"Sometimes I fell like the world has left us behind," says Randal Graves (Jeff Anderson), a lifelong conveinence store employee. His suspicions are valid; at 32, Randal and Dante Hicks (Brian O’Halloran) have never made a serious attempt at advancing in society, preferring to jockey a register and bad-mouth customers all day. When a rival from high school who has become a dot-com millionaire enters their work place simply to gloat, something appears to snap.
Writer-director Kevin Smith’s Clerks II takes a look at the same slackers we met over a decade ago, when "I’m just taking my time after high school" was an excuse that was already running out of steam. Dante and Randal are now working at a fast food chain after their beloved Qwik Stop store burned down. Dante’s time as a minimum-wage stooge appears to be coming to an end, as his controlling fiancée Emma (Jennifer Schwalbach, coincidentally Smith’s wife) has ordered him from New Jersey to Florida, much to Randal’s horror.
The film mostly chronicles Dante’s final day at work, sullenly flipping burgers and serving the occasional customer with Randal. Added to the crew is Elias (Trevor Fehrman), a remarkably awkward teen pervert, and Becky (Rosario Dawson), the gorgeous boss who just happens to be Dante’s true love, amongst other things. And of course, the drug dealing Jay (Jason Mewes) and Silent Bob (Smith) continue to harass the customers and sell drugs, despite being fresh out of rehab themselves.

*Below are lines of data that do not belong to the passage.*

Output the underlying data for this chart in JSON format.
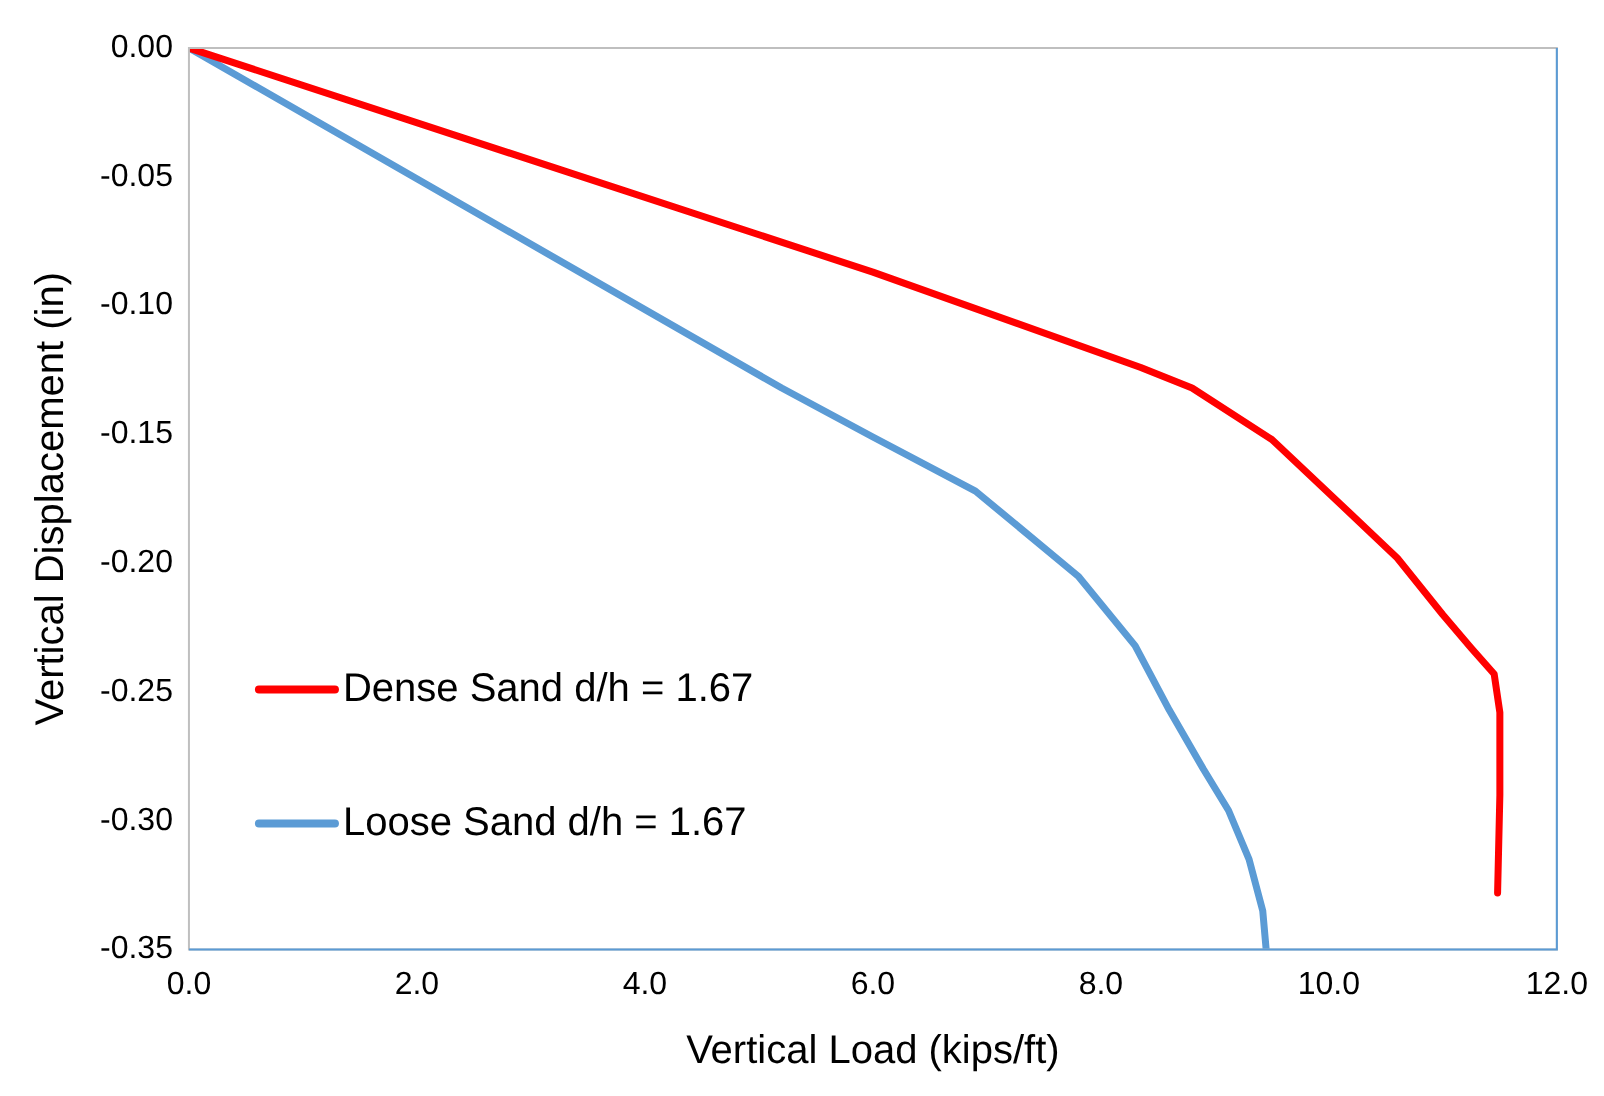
{
  "chart_data": {
    "type": "line",
    "xlabel": "Vertical Load (kips/ft)",
    "ylabel": "Vertical Displacement (in)",
    "xlim": [
      0,
      12
    ],
    "xticks": [
      {
        "value": 0,
        "label": "0.0"
      },
      {
        "value": 2,
        "label": "2.0"
      },
      {
        "value": 4,
        "label": "4.0"
      },
      {
        "value": 6,
        "label": "6.0"
      },
      {
        "value": 8,
        "label": "8.0"
      },
      {
        "value": 10,
        "label": "10.0"
      },
      {
        "value": 12,
        "label": "12.0"
      }
    ],
    "ylim": [
      -0.35,
      0
    ],
    "yticks": [
      {
        "value": 0,
        "label": "0.00"
      },
      {
        "value": -0.05,
        "label": "-0.05"
      },
      {
        "value": -0.1,
        "label": "-0.10"
      },
      {
        "value": -0.15,
        "label": "-0.15"
      },
      {
        "value": -0.2,
        "label": "-0.20"
      },
      {
        "value": -0.25,
        "label": "-0.25"
      },
      {
        "value": -0.3,
        "label": "-0.30"
      },
      {
        "value": -0.35,
        "label": "-0.35"
      }
    ],
    "grid": false,
    "legend": "bottom left",
    "marker": "none",
    "line_style": "solid",
    "series": [
      {
        "name": "Dense Sand d/h = 1.67",
        "color": "#ff0000",
        "x": [
          0,
          6,
          8.35,
          8.8,
          9.5,
          10.1,
          10.6,
          11.0,
          11.25,
          11.45,
          11.5,
          11.5,
          11.48
        ],
        "values": [
          0,
          -0.087,
          -0.124,
          -0.132,
          -0.152,
          -0.177,
          -0.198,
          -0.22,
          -0.233,
          -0.243,
          -0.258,
          -0.29,
          -0.328
        ]
      },
      {
        "name": "Loose Sand d/h = 1.67",
        "color": "#5b9bd5",
        "x": [
          0,
          5.2,
          6.0,
          6.9,
          7.8,
          8.3,
          8.6,
          8.9,
          9.12,
          9.3,
          9.42,
          9.45
        ],
        "values": [
          0,
          -0.132,
          -0.151,
          -0.172,
          -0.205,
          -0.232,
          -0.257,
          -0.28,
          -0.296,
          -0.315,
          -0.335,
          -0.35
        ]
      }
    ]
  }
}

While the original Clerks was a series of interesting conversations hung on a plot that functioned simply as a clothesline, Clerks II places an emphasis on story that may be disappointing to those expecting more of the same. Smith has something to say this time, and he uses his first true sequel as a vehicle for that message. At first he initially appears to be arguing that progress is the natural way of a happy life, but the message turns out to be just the opposite. The way Smith sees it, if Dante and Randal want to spend their lives as slackers doing a monkey’s job, why not?
The stance reflects Smith’s own career. After Jay and Silent Bob Strike Back, he declared his View Askew series finished, and tried to move on with Jersey Girl, which had the box office impact of a roll of wet toilet paper. Clerks II represents not just a return to what Smith knows best, but a defense of that return. That the film was originally titled The Passion of the Clerks, a title that seems very appropriate once you see the film.
Gone are the easy-going black and white no-budget sensibilities of the original, in are the much less effective color and the big budget of proven profitability. There exist surprisingly few references to the original, which shows great self-restraint when considering previous View Askewniverse films. That same discipline dries up in other areas, as the film grinds to a halt at times so the characters can ride go-karts and dance to Michael Jackson.
Fans of Smith’s typically nihilistic slacker style dialogue will find much to love, though many will notice some subtle differences. Amidst long-winded arguments over Transformers, Lord of the Rings, and Star Wars, there exists a hostility towards the world that goes further than mere bitterness. Before, his characters may have been angry, even mean-spirited, but here the high level of vitriol often overwhelms the humor. One conversation concerning the illicit use of a donkey reportedly caused Good Morning America critic Joel Siegel to angrily storm out of a critic’s screening. Good thing he didn’t stick around to watch the sequence concerning Dante’s going away party, which gets so repulsive Siegel might have had a heart attack.
It’s hard to recommend Clerks II. Previous experience with Smith’s films are virtually a prerequisite for enjoyment. The vulgarity excludes even more viewers, as does the fact that it never approaches Smith’s best work. But the smart-ass remarks and shamelessly geeky fanboy dialogue works for those who would enjoy it. If you have much doubt, the odds that you’ll like it are only slightly higher than the likelihood of Dante and Randal getting real jobs.
The film’s two lead characters ultimately earn the film a recommendation. Inevitably, we all know these people. They are the type of guys who shrug off suggestions of education or advancement with a pledge that one day they’ll be millionaires, even though their plans to do so are nonexistent at worst, vague at best. The victory of Dante and Randal comes not through monetary success, but honestly coming to terms with who they are and what they actually enjoy doing, the same of which might could be said for Smith. If only all the real Dantes and Randals of the world could do the same.